The ten page is actually only five pages. It's interspersed page for page by fake diary entries in a “handwriting font” on fake lined paper with little doodles and shit. The diary entries are supposed to be atmospheric stuff about investigating crazy person logic. They were written for a 21st century book, but they don't feel like it. The first entry is about someone trying to find out the name of an actress in a crappy Cinemax softcore cable movie. Even in 2002, the answer to that question would probably be “look at wikipedia” and the whole endeavor certainly hasn't aged well. Taping a showing and trying to read her name in the credits at the end of the film was already going obsolete as a thing to do in 2002. Now, kids are asking “What's a video tape?” Anyway, the diary entries aren't set at specific points in the story or anything, it's literally just every other page and it cuts into the middle of paragraphs and even sentences. Not a victory for typesetting, certainly. It makes both the story and the diary entries hard to follow. The whole effect was probably supposed to be pretentious and artistic, but it's mostly just exactly like having someone wave a piece of lined paper in front of your face while you're trying to read.

I think the handwritten pages might actually have been handwritten on notebook paper and scanned in. Which sort of underlines the point, that this is supposed to be a game where you've twigged onto something weird happening and you don't know if it's magic or if you've suffered a psychotic break.
The five page story is not actually terribly helpful. It's mostly about a teenage girl who gets abandoned by her family and tries to find them. Nothing overtly magical happens until page 4, and the payoff is that she shoots her father. It turns out that her father is really her adopted father and she was actually sired by a cult leader and given an anagram of his name in order to make it difficult to track that cult leader with magic. It's all fairly incoherent actually, and doesn't tell you what's going on.
Which, again, I think is supposed to be deliberate. This is supposed to be the edgy tease-in, the peek behind the dirty curtain of reality, and to show the readers how grown-up and gritty they are to be talking about secret pornography and the occult...

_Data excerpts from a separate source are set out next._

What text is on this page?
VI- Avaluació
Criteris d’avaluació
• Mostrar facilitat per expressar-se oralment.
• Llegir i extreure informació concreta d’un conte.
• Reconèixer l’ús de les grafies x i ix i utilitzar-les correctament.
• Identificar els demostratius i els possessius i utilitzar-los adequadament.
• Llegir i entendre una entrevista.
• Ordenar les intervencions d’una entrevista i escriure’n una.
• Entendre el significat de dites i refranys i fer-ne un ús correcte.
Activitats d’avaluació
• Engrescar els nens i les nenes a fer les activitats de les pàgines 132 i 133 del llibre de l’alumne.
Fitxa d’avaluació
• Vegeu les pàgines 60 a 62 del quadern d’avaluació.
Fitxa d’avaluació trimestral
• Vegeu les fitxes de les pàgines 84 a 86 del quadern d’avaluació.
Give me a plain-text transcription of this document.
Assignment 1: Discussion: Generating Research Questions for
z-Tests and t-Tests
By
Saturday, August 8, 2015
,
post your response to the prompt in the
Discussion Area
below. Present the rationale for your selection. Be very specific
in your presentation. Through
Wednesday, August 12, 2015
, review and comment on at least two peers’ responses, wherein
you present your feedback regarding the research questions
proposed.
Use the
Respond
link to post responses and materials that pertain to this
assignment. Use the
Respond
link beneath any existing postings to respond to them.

...which I think I should emphasize. This isn't "the occult" as most games use it. We're not talking traditional magical methods at all, this is closer to somebody that read the Pseudonomicon and Psychonauts and Liber Null and then sort of worked backwards from there; it doesn't work in a lot of real-world occult trappings and magic. It's trying really hard not to be like Mage or Shadowrun and pay lip service to Voudoun or Hermeticism.
The journal entries ultimately turn out to be written by the guy who explains to the protagonist of the story a little bit about how magic works. Well, he doesn't actually explain shit about how it works, but he explains and demonstrates that it exists. All of the diary bits are written before the main story starts and almost all of it is about the character obsessing about an obscure 90s pornstar who has a secret name and is trying to become a mini-goddess or something. Then on the last page he finds a photo stuck to his shoe of the cult leader and decides to hunt him down and kill him. Yeeeah.

I could see John Waters doing that movie.
Basically, the introduction claims to believe that the less players know about the game the better. It then delivers on this premise by having a 12 page introduction split into four parts that each explain almost nothing. Personally, I find the idea of attempting to do cooperative storytelling with none of the participants having the slightest idea what the fuck to be pretty repellant. It's why I never got into this game when it was new.
Some friends of mine were like “Unknown Armies is so teh [sic] awesome!” and I was like “Really? What's it about?” And they were like “Ooooh... we can't tell you!” And I was like “Well fuck off then, life is too short for this kind of shit.” And the thing is, that wasn't just my dickish and pretentious friends being dickish and pretentious, that's actually what the game tells people to do. I'm going to need more slivoce.
It reminds me of when friends tried to get me into SLA Industries...well, let's not go there. Forward, then, to Book One.